What is Single Sign On (SSO)?
Single sign-on (SSO) is a security mechanism that allows an organization to manage its users and their access to resources within multiple web applications. SSO grants users access to all of their workplace applications with one set of credentials, authenticating users across multiple devices as well. Even if an authorized user accesses the same resource or page in multiple applications, only the user associated with the SSO identity will be able to access that resource or page.
Single sign-on is becoming a common practice in modern business because of how easy it makes user authentication and password management. It’s a simple, quick, and easy way to remember and store passwords without having to enter them each time you try to access your account, minimizing workplace anxiety developed from having to remember various passwords.
A recent study summarized that workers lose 32 days a year in workplace productivity by toggling between apps at an average of 10 times an hour.
SSO speeds up access to your business apps by granting access to all necessary applications with one set of credentials per user. If you provide services to customers over multiple properties or have two corporate-owned sites, you can use SSO to create a seamless experience for your clients.
For example, you can keep your customers logged in across different devices (mobile, laptop, smart device). It might be annoying when clients have to log back into their accounts on another device, but with SSO it’s simple; they don’t even need to type their password again.
If employees aren’t constantly having to remember which login information goes where they’ll spend less time trying to remember all their usernames and passwords. Instead, they can focus on performing their jobs instead of wasting valuable time.
Security is always a priority in today’s tech-savvy world, and single sign-on can help protect your business from hackers by creating a safer login experience. Without SSO, you’re likely asking your clients to remember several different passwords across all of their applications. This not only leaves users vulnerable if they forget one but it also increased the likelihood of a data breach. Additionally, companies like yours will have to store an overabundance of passwords as you manage users across your clientele base.
Reduce Password Fatigue
One of the most common complaints from end-users is that they need to remember so many passwords. A Gartner survey states up to 50% of all help desk calls are for password resets, while Forrester Research states that the average help desk labor cost for a single password reset is about $70.
Reinforce Separation Between Personal & Work Accounts
Another benefit to implementing SSO is its ability to reduce friction between work and personal applications. By requiring every employee to use SSO, your IT admins essentially gain control over access across all platforms used within their organization, including personal laptops or mobile devices owned by employees. Requiring end-users to authenticate separately for work versus personal apps slows productivity by introducing yet another barrier.
No matter what industry you operate in or how robust security controls already are within your organization, allowing employees unrestricted access through multiple doors encourages bad behavior at best and invites dangerous mistakes at worst.
Implementing single sign-on (SSO) lets your employees use one login/password combination across all their business-related apps, therefore alleviating some of their frustration and making them more productive.
It may not sound like a big deal now, but as your team grows over time, managing those user accounts can become a huge headache.
Thanks to product and platform advances, SSO is even easier to implement and more accessible than ever before. With increased accessibility comes increased value, which often translates into cost savings.

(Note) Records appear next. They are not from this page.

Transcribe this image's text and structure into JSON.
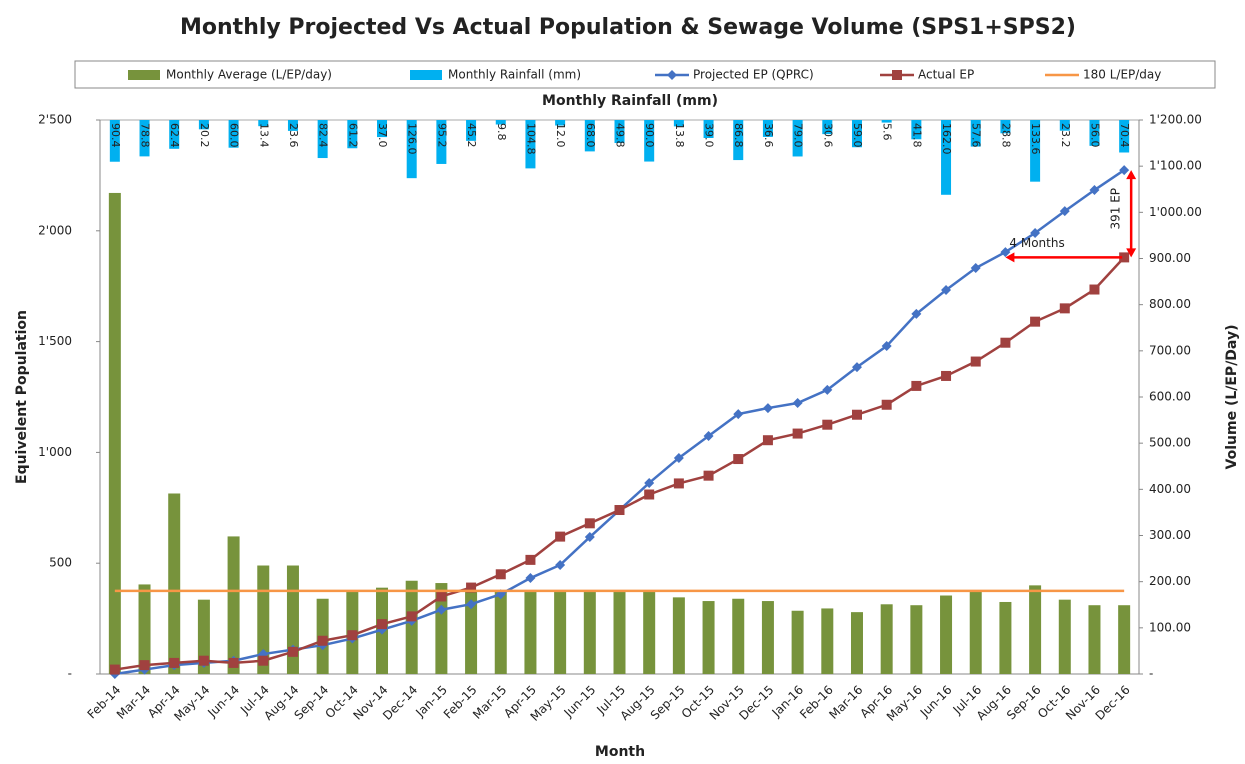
{
  "chart_data": {
    "type": "combo",
    "title": "Monthly Projected Vs Actual Population & Sewage Volume (SPS1+SPS2)",
    "rain_axis_title": "Monthly Rainfall (mm)",
    "x_label": "Month",
    "y_label": "Equivelent Population",
    "y2_label": "Volume (L/EP/Day)",
    "categories": [
      "Feb-14",
      "Mar-14",
      "Apr-14",
      "May-14",
      "Jun-14",
      "Jul-14",
      "Aug-14",
      "Sep-14",
      "Oct-14",
      "Nov-14",
      "Dec-14",
      "Jan-15",
      "Feb-15",
      "Mar-15",
      "Apr-15",
      "May-15",
      "Jun-15",
      "Jul-15",
      "Aug-15",
      "Sep-15",
      "Oct-15",
      "Nov-15",
      "Dec-15",
      "Jan-16",
      "Feb-16",
      "Mar-16",
      "Apr-16",
      "May-16",
      "Jun-16",
      "Jul-16",
      "Aug-16",
      "Sep-16",
      "Oct-16",
      "Nov-16",
      "Dec-16"
    ],
    "ylim": [
      0,
      2500
    ],
    "yticks": [
      {
        "value": 0,
        "label": "-"
      },
      500,
      {
        "value": 1000,
        "label": "1'000"
      },
      {
        "value": 1500,
        "label": "1'500"
      },
      {
        "value": 2000,
        "label": "2'000"
      },
      {
        "value": 2500,
        "label": "2'500"
      }
    ],
    "y2lim": [
      0,
      1200
    ],
    "y2ticks": [
      {
        "value": 0,
        "label": "-"
      },
      {
        "value": 100,
        "label": "100.00"
      },
      {
        "value": 200,
        "label": "200.00"
      },
      {
        "value": 300,
        "label": "300.00"
      },
      {
        "value": 400,
        "label": "400.00"
      },
      {
        "value": 500,
        "label": "500.00"
      },
      {
        "value": 600,
        "label": "600.00"
      },
      {
        "value": 700,
        "label": "700.00"
      },
      {
        "value": 800,
        "label": "800.00"
      },
      {
        "value": 900,
        "label": "900.00"
      },
      {
        "value": 1000,
        "label": "1'000.00"
      },
      {
        "value": 1100,
        "label": "1'100.00"
      },
      {
        "value": 1200,
        "label": "1'200.00"
      }
    ],
    "series": [
      {
        "name": "Monthly Average (L/EP/day)",
        "type": "bar",
        "axis": "y2",
        "color": "#77933c",
        "values": [
          1042,
          194,
          391,
          161,
          298,
          235,
          235,
          163,
          180,
          187,
          202,
          197,
          182,
          178,
          182,
          180,
          180,
          180,
          178,
          166,
          158,
          163,
          158,
          137,
          142,
          134,
          151,
          149,
          170,
          180,
          156,
          192,
          161,
          149,
          149
        ]
      },
      {
        "name": "Monthly Rainfall (mm)",
        "type": "bar",
        "axis": "y2",
        "hanging": true,
        "color": "#00b0f0",
        "values": [
          90.4,
          78.8,
          62.4,
          20.2,
          60,
          13.4,
          23.6,
          82.4,
          61.2,
          37,
          126,
          95.2,
          45.2,
          9.8,
          104.8,
          12,
          68,
          49.8,
          90,
          13.8,
          39,
          86.8,
          36.6,
          79,
          30.6,
          59,
          5.6,
          41.8,
          162,
          57.6,
          28.8,
          133.6,
          23.2,
          56,
          70.4
        ],
        "value_labels": [
          "90.4",
          "78.8",
          "62.4",
          "20.2",
          "60.0",
          "13.4",
          "23.6",
          "82.4",
          "61.2",
          "37.0",
          "126.0",
          "95.2",
          "45.2",
          "9.8",
          "104.8",
          "12.0",
          "68.0",
          "49.8",
          "90.0",
          "13.8",
          "39.0",
          "86.8",
          "36.6",
          "79.0",
          "30.6",
          "59.0",
          "5.6",
          "41.8",
          "162.0",
          "57.6",
          "28.8",
          "133.6",
          "23.2",
          "56.0",
          "70.4"
        ]
      },
      {
        "name": "Projected EP (QPRC)",
        "type": "line",
        "marker": "diamond",
        "color": "#4472c4",
        "values": [
          0,
          20,
          40,
          50,
          60,
          90,
          110,
          130,
          160,
          200,
          240,
          290,
          315,
          360,
          433,
          492,
          618,
          740,
          862,
          975,
          1074,
          1173,
          1200,
          1223,
          1282,
          1385,
          1480,
          1625,
          1733,
          1832,
          1904,
          1990,
          2089,
          2184,
          2274
        ]
      },
      {
        "name": "Actual EP",
        "type": "line",
        "marker": "square",
        "color": "#a0413f",
        "values": [
          20,
          40,
          50,
          60,
          50,
          60,
          100,
          150,
          175,
          225,
          260,
          350,
          390,
          450,
          515,
          620,
          680,
          740,
          810,
          860,
          895,
          970,
          1055,
          1085,
          1125,
          1170,
          1215,
          1300,
          1345,
          1410,
          1495,
          1590,
          1650,
          1735,
          1880
        ]
      },
      {
        "name": "180 L/EP/day",
        "type": "hline",
        "axis": "y2",
        "color": "#f79646",
        "value": 180
      }
    ],
    "annotations": [
      {
        "text": "391 EP",
        "color": "#ff0000"
      },
      {
        "text": "4 Months",
        "color": "#ff0000"
      }
    ]
  }
}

For example, one study estimates companies using SSO experience an average 54% reduction in help desk tickets compared to companies without.
With so many passwords to keep track of, it’s inevitable that users will forget them—either on purpose or by accident. SSO reduces these errors because there is one username and password combination to remember. It also helps eliminate errors created by typos—for example, when entering passwords into an email login field instead of an online banking field.
By logging in once per day, users can avoid small mistakes that could lead to a breach in security or costly losses from fines and refunds. These kinds of costs add up over time, leading some companies to invest in credential management systems that employ multifactor authentication, or MFA.
These kinds of systems combine unique usernames and passwords with additional information like biometrics (fingerprints, facial recognition) or physical hardware (security keys). The more layers you have protecting your data, the less likely you are to experience serious damage due to minor slip-ups.
Additionally, centralized sign-on makes employee access auditing simpler, since admins can see how many times each person logs in each month. This gives them a better understanding of how often employees need additional training and what types of risk factors they might face during work hours.
Ultimately, single sign on creates a system that is both secure and simple for employees to use without requiring complicated setup processes for new employees or painful training sessions about network permissions and usernames/passwords/PINs/codes/badges.
If every employee uses a singular login no matter which device they’re using or where they connect from, people won’t get confused about what credentials they need to use where—meaning fewer breaches due to confusion around who has permission to do what where.
Using a single login simplifies administration procedures by centralizing identity management capabilities within one system. SSO can significantly boost operational efficiency while simultaneously increasing user engagement rates and creating more effective ways of expanding the digital experience.